Dari rekam jejak, prestasi Pak Marzuki, tampaknya anda salah satu orang yang paling siap untuk 2014?
Salah satu lho ya. Kita garis bawahi salah satu. Kita dari demokrat tidak terkooptasi harus dari kader. Kita bisa rekrut dari luar yang bisa berkomitmen dengan cita-cita partai Demokrat.
Kalau misalnya ditunjuk SBY apakah anda siap untuk menjadi Capres dari Demokrat?
Kalau ditanya kepada seluruh anak bangsa di Republik ini, tidak ada yang jawabnya tidak siap. Tapi yang bilang siap atau tidak itu bukan kita, yang menyatakan siap itu orang lain
Kalau Majelis Tinggi Demokrat meminta anda untuk jadi capres atau calon Wakil Presiden anda siap tidak untuk bertarung?
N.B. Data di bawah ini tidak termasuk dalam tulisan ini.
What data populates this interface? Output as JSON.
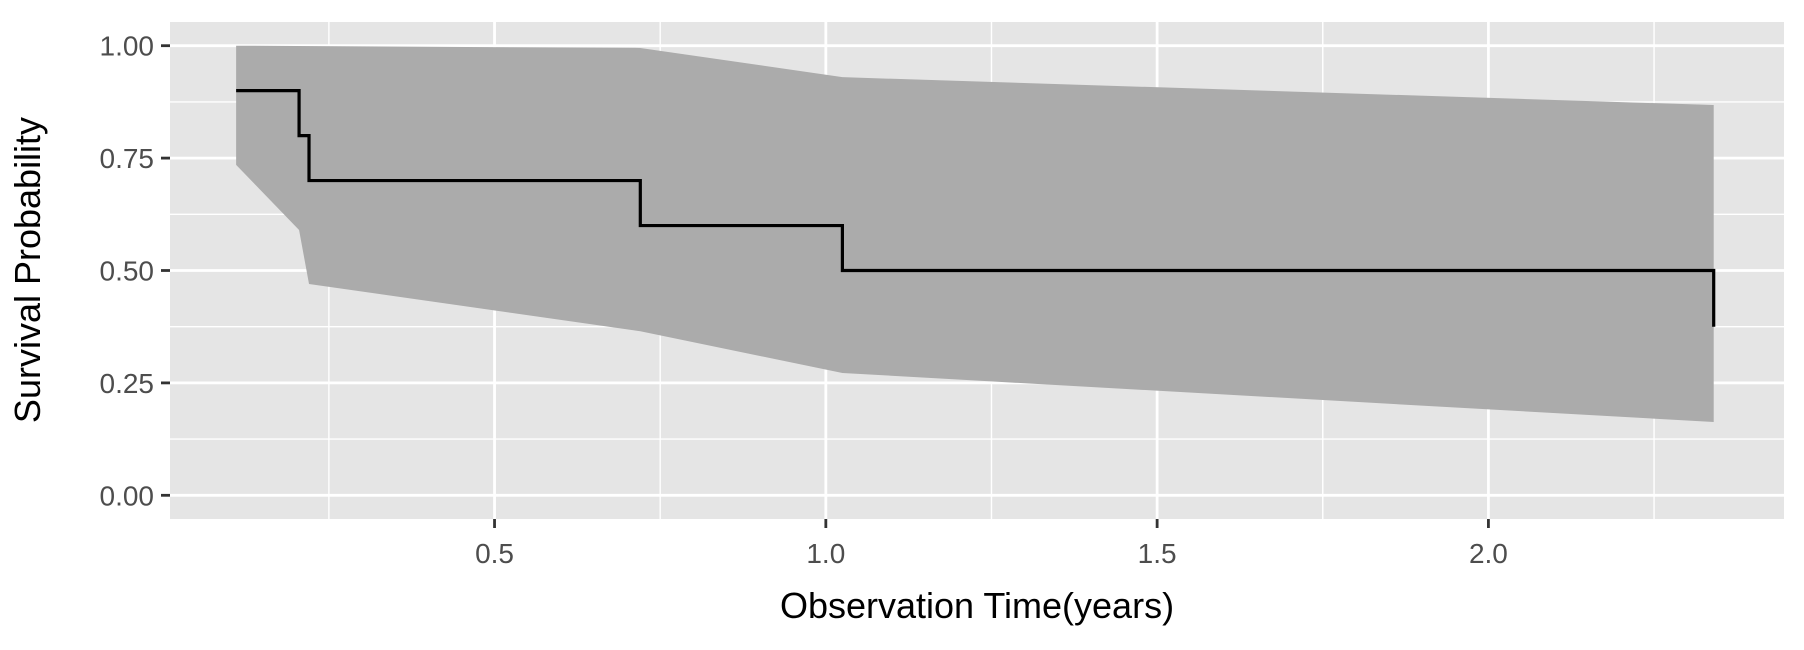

Saya mau menyelesaikan tugas saya sampai 2014. Nanti pikirkan lagi. Kita belum boleh memimpikan sesuatu yang belum saatnya.
Hatta Rajasa berani mencalonkan diri sebagai Presiden dan dia orang Palembang, sama seperti anda.
Makanya saya dukung pak Hatta. Jangan dari satu daerah itu dua orang. Tidak baik. Saya sudah bilang pak Hatta, kalau mau serius maju akan saya dukung.
Jadi anda ada deal tertentu dengan Pak Hatta? Atau Pak Hatta capres dari Demokrat?
Bukan deal, saya hanya sebagai juniornya Pak Hatta saja. Bisa saja semuanya bisa.
Ketua DPR ini adalah puncak seorang yang berkarir di dunia politik. Apa target anda secara personal di 2014?
Saya itu ingin berkontribusi dalam perubahan. Jabatan apapun setelah 2014 akan saya lakoni selama ini bermanfaat untuk rakayat. Kalau tidak ada jabatan formal saya kembali ke Kampus. Saya punya Sekolah Dasar (SD), Sekolah Menengah Atas (SMA), Perguruan Tinggi dan Pesantren. Kalau tidak ada jabatan formal, saya akan membina ini saja. Dan itu sangat konkret manfaatnya bagi rakyat.